Pausa pro café. Cafeinômana, duas xícaras, açúcar e vapor, mais um pouco de açúcar, glicose é afago pra alma. Momento suspenso no fio do tempo... momento de sentar no chão da varanda lateral e observar o casarão vermelho imponente no alto do morro, bebericando devagar o café doce/amargo.
Em cima da hora acabo vestindo a saia guarda-chuva que levanta com o vento. Na rua, ventania pré-tempestade, revoada de folhas, algazarra do ar em movimento, e a minha bunda de fora na porta do banco, apertando inutilmente a droga do botão com uma mão, empurrando a porta com a outra, tarde demais pra evitar a gargalhada dos moleques que passam...
Chove e eu choro embaixo da chuva só pra não perder o hábito de brincar de esconde-esconde. Ao menos a ventania parou, e a saia vai continuar no lugar até eu me distrair e passar em cima de um desses bueiros que sopram de baixo um ventinho intermitente.
Refúgio na livraria.

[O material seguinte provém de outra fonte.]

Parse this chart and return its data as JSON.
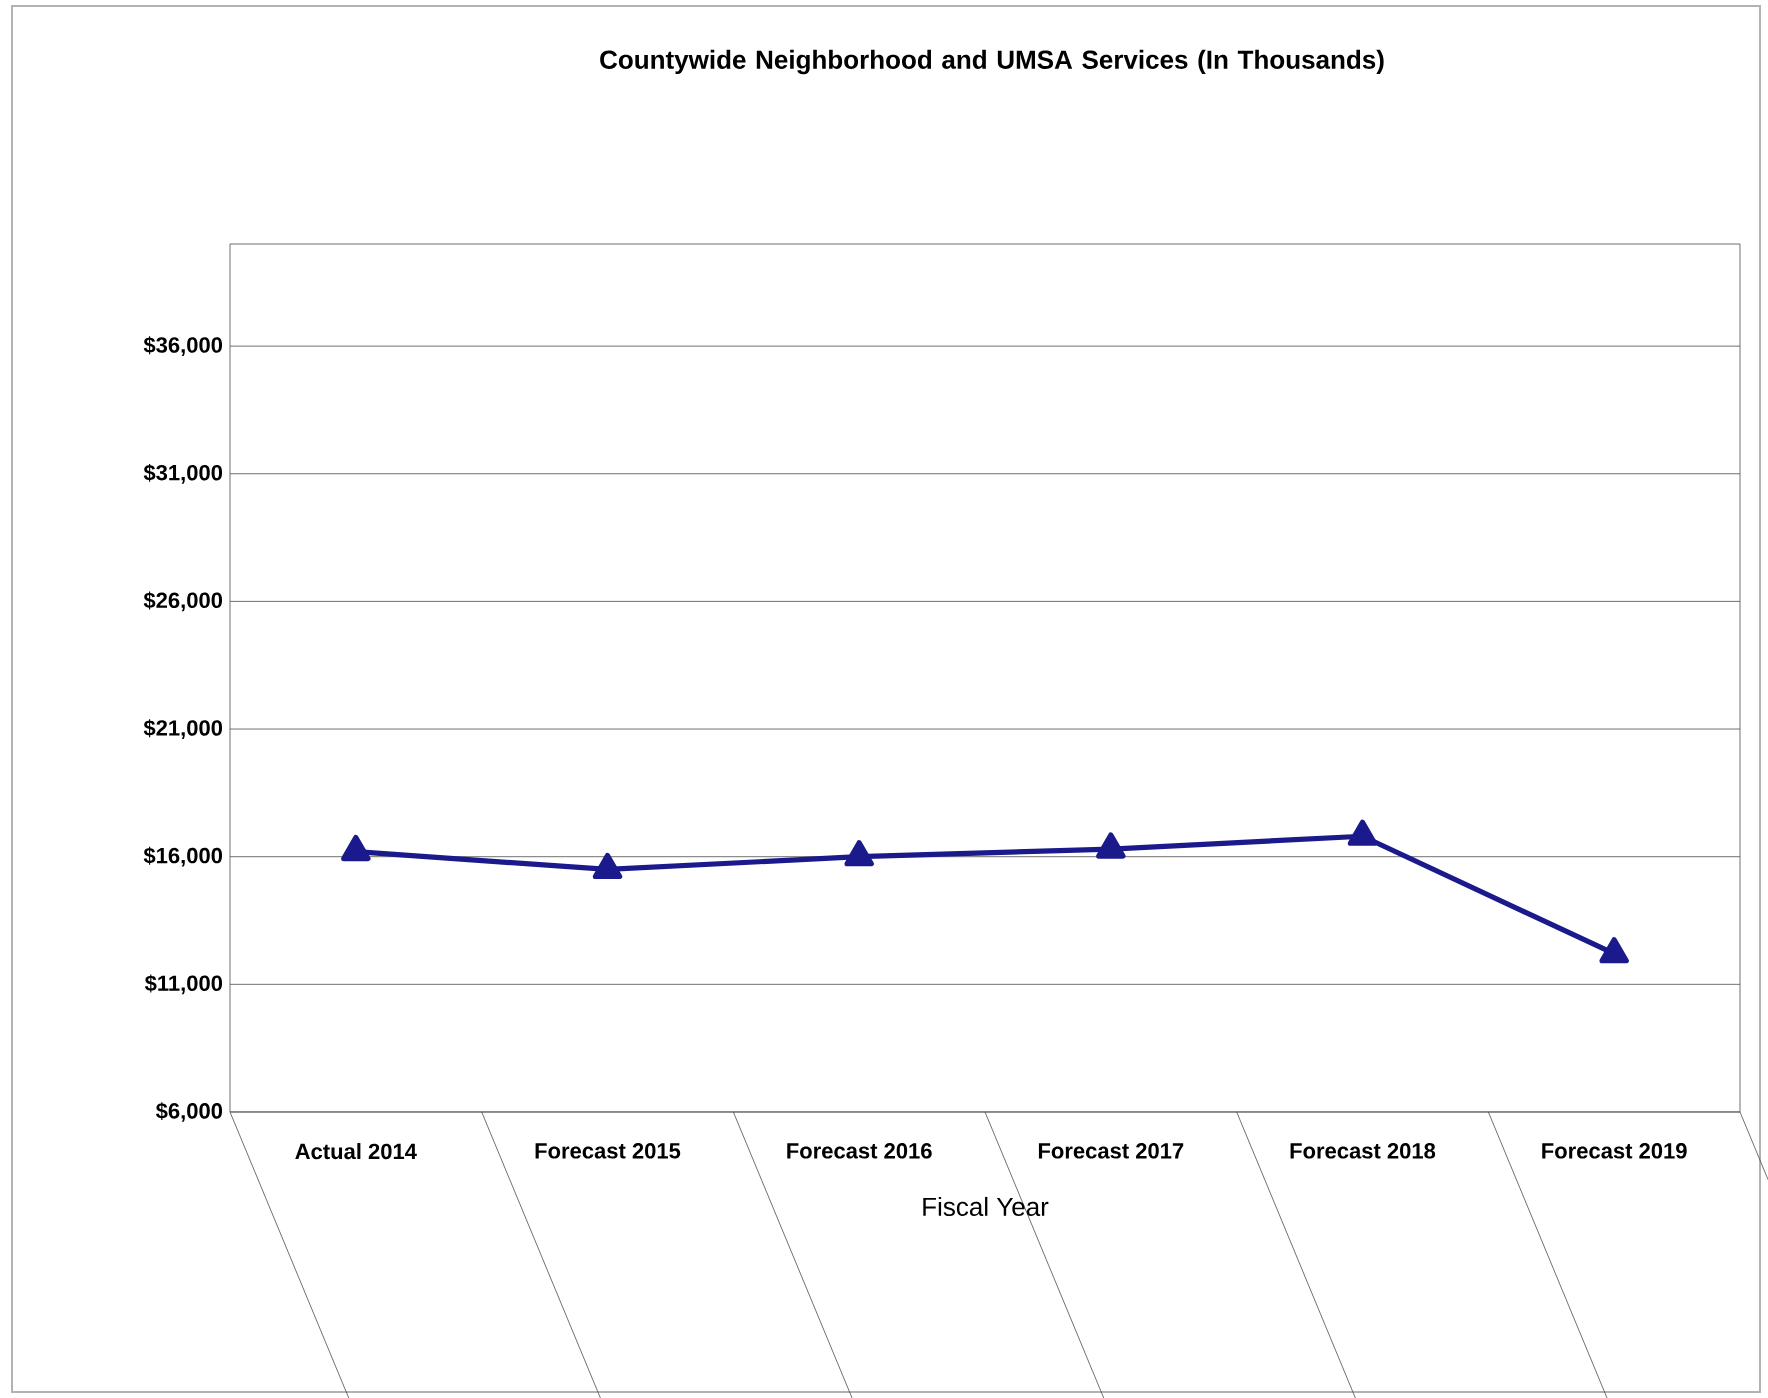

Fugindo da chuva , do aperto no peito e da abstinência de cafeína, bebo o café em golinhos calculados, minúsculos, pensamentos tolos, planos de dominação do mundo, um livro do Fernando Pessoa. um pouco de saudade de alguém do outro lado do mundo...
Quando vejo que a chuva apertou eu saio. Saio e deixo a chuva levar de enxurrada os pensamentos tolos, os planos infalíveis, um restinho de culpa, leva a saudade chuva!; não, não levo. Pensando bem, até que essa saudade é boa de ter, através dela ele visita meus sonhos onde passeamos lentamente por um boulevard parisiense (nunca estive em Paris, mas no sonho ele me mostra como é...), ou tomamos café no foyer do CCBB e rimos destilando rabugices, ironias, devaneios e demências...
Molhada, a saia que antes queria voar se cola ao meu corpo, e o sentido do tato sobrepõe-se aos outros graças a esse contato, eu corro mas não quero mais fugir, correr apenas ponto. Pra um lugar que não existe porque ainda não foi inventado. Ainda não foi inventando lugar onde caibam meus sonhos, meu desejo de liberdade, meu desejo de delírio, meus desejos todos enfim, meu Desejo que é um deus sem templo a habitar.
Abro a porta de casa, me dispo das roupas encharcadas e dos devaneios fortuitos, devia sentir frio mas meu corpo queima, entro no banho, escovo os dentes, choro.
Bebo o café mais amargo do dia e mergulho na profunda nostalgia que habita as tardes filminho-edredom...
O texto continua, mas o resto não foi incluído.